Tossing out their scripts, canceling the physician phone calls 24 hours in advance, no longer going down to the county courthouse to ask judges to grant their minor patients special permission to have an abortion — all of this will save the WE Health Clinic workers hours every week.

Beyond that, the court ruling — which abortion opponents are seeking to have overturned — has the potential to increase the number of providers, as advanced clinicians like nurse practitioners and some classifications of midwives may now be able to get training, and eventually provide abortion care and telemedicine.

This pivotal moment for abortion care in Minnesota and the country at large comes at a moment of major transition for WE Health as well. Casey is looking at retirement in the coming year, which means much of the work of adapting the clinic to serve patients in a post-Roe world will fall to her staff, including Briggs.

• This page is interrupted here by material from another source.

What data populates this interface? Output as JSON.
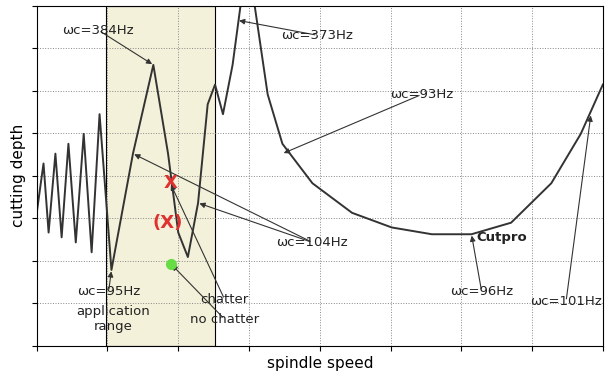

Briggs started working at the clinic six years ago, when she was just 21. She wanted to do this work after receiving her own abortion at WE Health as a college student, an experience she found at once “nonchalant” and “empowering.”

She is troubled by the disparities in who might be able to make it across the borders and climb the stairs of the Building for Women, to receive the kind of life-changing care that she did. Just keeping the doors open does not mean the care will be equitable.


Haru Coryne contributed data analysis.